The Alps were cold but very beautiful. Day one of skiing was absolutely wonderful; clear blue skies with sun and wonderful snow (although a bit crusty and icy). Before dinner, I headed to the sauna with Wolfgang to relax and unwind. I had nearly forgotten the fact that Austrians, Germans and such do the saunas nude! Wolfgang was kind enough to mock me in wearing a suit, and we discussed the Americans' prudish behaviors. We have photos of the sauna, as it was so incredibly beautiful-every sculpture and ceramic was made with love and extreme detail as my friend says!

Day 2 was unlike day 1; clouds and dark skies with a snow storm and some fierce wind. We tried to ski, but once we hit the top of the mountain over 3300 meters, the wind was up to 30mph and it really scared me. While standing still on skies, it blew us over! In fact on one of the lifts up, I began to worry about the possibility of issues that could occur do to the wind and us being stuck in the swinging lift! (The mind is very active and full of crazy thoughts when frightened!) The snow and white out from the wind and snow storm was so intense that we couldn't see each other, although we were standing only feet apart. That was our clue to get off the mountain. We headed down and realized on our way afterwards that they were closing all but like 4 of the 30 ski lifts. Back to the hotel we went, then out to lunch, followed by the sauna and a wonderful massage.

Day 3 was short but sweet. Again, we were greeted with fresh blue skies, sun along with the fresh 54 cm of snow that had fallen the day of the storm! It was extremely cold though. I made the best of the morning skiing before my legs finally gave out from ski fatigue. We left the mountain around lunch time and checked out of our hotel and began our drive back to Germany, so we could make our train in time for Frankfurt, where we were meeting another German friend, Miriam, for dinner before we departed the next morning at 7 AM back to London.

Of course, arriving back to London proved that London traffic just sucks.
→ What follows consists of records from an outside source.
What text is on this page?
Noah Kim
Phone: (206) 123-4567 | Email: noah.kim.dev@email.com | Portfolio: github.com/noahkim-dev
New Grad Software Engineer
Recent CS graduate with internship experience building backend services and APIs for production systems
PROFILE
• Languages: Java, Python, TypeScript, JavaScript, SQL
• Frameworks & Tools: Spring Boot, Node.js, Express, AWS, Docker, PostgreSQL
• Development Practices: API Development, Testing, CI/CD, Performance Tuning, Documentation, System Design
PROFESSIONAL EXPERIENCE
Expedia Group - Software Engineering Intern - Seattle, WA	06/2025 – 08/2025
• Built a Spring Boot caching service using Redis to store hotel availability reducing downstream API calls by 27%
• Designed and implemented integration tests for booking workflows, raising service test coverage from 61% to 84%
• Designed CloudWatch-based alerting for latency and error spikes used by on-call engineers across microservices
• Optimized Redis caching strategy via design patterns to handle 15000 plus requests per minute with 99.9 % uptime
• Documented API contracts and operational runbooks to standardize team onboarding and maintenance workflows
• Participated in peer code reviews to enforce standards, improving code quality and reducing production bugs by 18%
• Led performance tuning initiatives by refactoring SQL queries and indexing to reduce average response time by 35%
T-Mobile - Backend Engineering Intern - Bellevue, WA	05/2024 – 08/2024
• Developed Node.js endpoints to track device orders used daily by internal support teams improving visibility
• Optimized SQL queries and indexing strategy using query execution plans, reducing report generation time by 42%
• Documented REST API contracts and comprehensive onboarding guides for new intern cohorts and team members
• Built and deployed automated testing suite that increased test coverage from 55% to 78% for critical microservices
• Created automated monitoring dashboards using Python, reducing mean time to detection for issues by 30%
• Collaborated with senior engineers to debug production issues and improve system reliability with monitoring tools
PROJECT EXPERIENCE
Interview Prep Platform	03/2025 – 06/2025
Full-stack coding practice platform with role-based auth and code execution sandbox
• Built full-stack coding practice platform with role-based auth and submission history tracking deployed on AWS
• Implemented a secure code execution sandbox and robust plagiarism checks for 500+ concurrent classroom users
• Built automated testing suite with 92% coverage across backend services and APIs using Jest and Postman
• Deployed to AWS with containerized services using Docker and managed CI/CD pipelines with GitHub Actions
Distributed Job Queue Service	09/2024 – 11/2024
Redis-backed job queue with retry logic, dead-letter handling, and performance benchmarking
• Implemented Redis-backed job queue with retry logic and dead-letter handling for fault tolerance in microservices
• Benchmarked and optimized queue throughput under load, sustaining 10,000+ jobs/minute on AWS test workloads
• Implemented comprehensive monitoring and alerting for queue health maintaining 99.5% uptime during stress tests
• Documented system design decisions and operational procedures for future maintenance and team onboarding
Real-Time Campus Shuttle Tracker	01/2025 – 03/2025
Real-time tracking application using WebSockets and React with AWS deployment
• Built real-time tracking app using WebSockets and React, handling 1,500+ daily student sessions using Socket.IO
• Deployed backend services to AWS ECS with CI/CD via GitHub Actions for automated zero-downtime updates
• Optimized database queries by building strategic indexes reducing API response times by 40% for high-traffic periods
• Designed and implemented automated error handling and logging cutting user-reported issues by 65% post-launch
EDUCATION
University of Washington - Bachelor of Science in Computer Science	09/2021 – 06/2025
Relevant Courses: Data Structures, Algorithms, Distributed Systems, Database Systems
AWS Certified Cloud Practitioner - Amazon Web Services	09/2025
It is only like 15 miles to the airport, and it took us an hour via cab to go about 5 + miles. At that point, we jumped out and pulled our luggage to the nearest tube station, climbed on and worked our way home via buses afterwards. There is nothing like pulling luggage in busy tube stops and via foot in London! (Oh days were so much simpler when we had a car, but even here having a car doesn't help much!) We are certainly doing our part in contributing to living "green” for the environment!